An over is a period of play in cricket. During a cricket match, each period of play is divided into five or six overs. In general, an over will last for around 15 minutes. However, there is wiggle-room in this time to allow for oddities in the game such as floodlights hitting the ball, which will affect the length of an over slightly. The minimum length of an over is defined as three balls. This means that, as long as the third ball is delivered within the time allotted for the over, the batsman has failed to hit a four, and the over will still continue.

Each team will be allowed to make three changes to their lineup for each game. Batting may also be made on the field of play during an over. When a bowler delivers the ball, he will be given a set number of overs to deliver. Once the allotted amount of overs are up, the bowler will be required to go to the opposite end of the field and fetch the ball, after which he will be allowed to bowl again. Once all the balls have been bowled, the umpires will call time, and the batsmen will run off until they are replaced by the new team. This process will continue until the game has been completed. Changes during an over do not need to be reported. However, bowlers are encouraged to report changes in condition, so that the umpires can take these into account during the game.

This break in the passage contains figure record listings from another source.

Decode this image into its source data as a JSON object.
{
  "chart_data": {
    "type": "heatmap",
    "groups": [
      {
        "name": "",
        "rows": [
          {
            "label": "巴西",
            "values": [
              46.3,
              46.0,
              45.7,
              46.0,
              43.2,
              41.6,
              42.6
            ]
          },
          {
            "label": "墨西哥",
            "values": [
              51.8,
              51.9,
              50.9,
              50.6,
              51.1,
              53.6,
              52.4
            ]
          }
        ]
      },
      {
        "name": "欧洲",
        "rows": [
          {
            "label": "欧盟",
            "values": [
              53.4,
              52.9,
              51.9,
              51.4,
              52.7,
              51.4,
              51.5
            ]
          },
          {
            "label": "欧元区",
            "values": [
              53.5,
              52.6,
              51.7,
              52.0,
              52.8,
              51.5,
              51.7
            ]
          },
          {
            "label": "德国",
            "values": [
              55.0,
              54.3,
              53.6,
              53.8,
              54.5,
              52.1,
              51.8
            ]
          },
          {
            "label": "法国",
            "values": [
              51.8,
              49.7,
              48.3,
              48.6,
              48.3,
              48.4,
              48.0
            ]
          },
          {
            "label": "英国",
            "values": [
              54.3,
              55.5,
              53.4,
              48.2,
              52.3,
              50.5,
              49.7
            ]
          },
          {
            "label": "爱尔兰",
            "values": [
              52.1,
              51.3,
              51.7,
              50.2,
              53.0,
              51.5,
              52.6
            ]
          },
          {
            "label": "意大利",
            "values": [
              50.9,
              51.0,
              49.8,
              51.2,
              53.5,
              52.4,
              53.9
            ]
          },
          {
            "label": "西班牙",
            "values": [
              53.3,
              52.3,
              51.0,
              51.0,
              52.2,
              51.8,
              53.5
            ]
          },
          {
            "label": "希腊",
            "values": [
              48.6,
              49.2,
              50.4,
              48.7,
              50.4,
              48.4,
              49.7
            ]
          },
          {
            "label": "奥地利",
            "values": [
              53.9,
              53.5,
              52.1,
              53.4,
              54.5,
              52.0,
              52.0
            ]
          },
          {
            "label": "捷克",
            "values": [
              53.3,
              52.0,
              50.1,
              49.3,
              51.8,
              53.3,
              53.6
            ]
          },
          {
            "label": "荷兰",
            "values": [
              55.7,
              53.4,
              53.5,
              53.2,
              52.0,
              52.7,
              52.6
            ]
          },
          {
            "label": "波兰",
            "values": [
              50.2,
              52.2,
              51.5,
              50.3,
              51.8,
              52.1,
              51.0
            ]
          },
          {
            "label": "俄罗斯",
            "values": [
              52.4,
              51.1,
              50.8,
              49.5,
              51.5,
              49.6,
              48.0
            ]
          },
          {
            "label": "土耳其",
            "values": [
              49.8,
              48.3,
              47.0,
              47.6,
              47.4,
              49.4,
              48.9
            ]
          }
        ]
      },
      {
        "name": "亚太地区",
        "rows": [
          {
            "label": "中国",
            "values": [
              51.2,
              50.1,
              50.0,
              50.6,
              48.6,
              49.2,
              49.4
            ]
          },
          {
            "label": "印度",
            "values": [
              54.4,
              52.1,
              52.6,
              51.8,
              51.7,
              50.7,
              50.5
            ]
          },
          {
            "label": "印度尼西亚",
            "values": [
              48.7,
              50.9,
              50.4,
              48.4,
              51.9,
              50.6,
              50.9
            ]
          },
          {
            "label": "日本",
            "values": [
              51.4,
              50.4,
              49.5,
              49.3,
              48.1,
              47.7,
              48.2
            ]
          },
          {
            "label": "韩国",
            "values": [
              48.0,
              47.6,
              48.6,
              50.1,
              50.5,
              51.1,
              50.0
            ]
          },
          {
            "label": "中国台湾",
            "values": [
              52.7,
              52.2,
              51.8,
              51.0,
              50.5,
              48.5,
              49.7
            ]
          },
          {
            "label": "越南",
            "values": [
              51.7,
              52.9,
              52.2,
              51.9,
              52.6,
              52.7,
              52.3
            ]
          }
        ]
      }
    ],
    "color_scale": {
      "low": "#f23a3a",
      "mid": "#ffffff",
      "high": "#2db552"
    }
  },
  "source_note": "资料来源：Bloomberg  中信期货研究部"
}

A wicket is another name for the ‘runaway crease’ in cricket. This is the area of the wicket-keeper’s box which is closer to the batsman than it is to the bowler. It is essential for a bowler to dismiss the batsman before this area, because it will result in an automatic free-hit for the batsman. When a bowler misses the wicket-keeper with a delivery, there will be no warning at all, and the batsman will simply walk up to the crease and begin his innings. A wicket is generally regarded as being a key part of a cricket match, and its value can be measured in the form of runs.

For example, if a bowler misses the wicket-keeper with a delivery, and subsequently the batsman scores 100 runs off the next 50 balls, the match would be considered won by the team in whose favor the wicket was lost. This type of scoreline is known as a ‘hundred-run blow-out’, and is very common in the sport.


The collarbone is the part of the human anatomy that connects the skull to the chest. In cricket, when a bowler misses the wicket-keeper with a delivery, there will be no warning at all, and the batsman will simply walk up to the crease, as described above. However, as the bowler is making his way back to his end of the pitch, he will inevitably run into the fence or gate opposite, which connects to the chest area. When this happens, the ball will continue on in the direction it was originally headed, and strike the lower part of the bowler’s chest. If this area of the chest is not protected by a shirt, the ball may enter the lung and damage internal organs, causing serious injury or even death.

For this reason, the umpires will generally not allow this type of delivery, and the bowler will almost certainly be ruled out of the next match. However, even if the delivery was legal, the batsman would still be given out because the fence or gate was not within the boundaries of the pitch.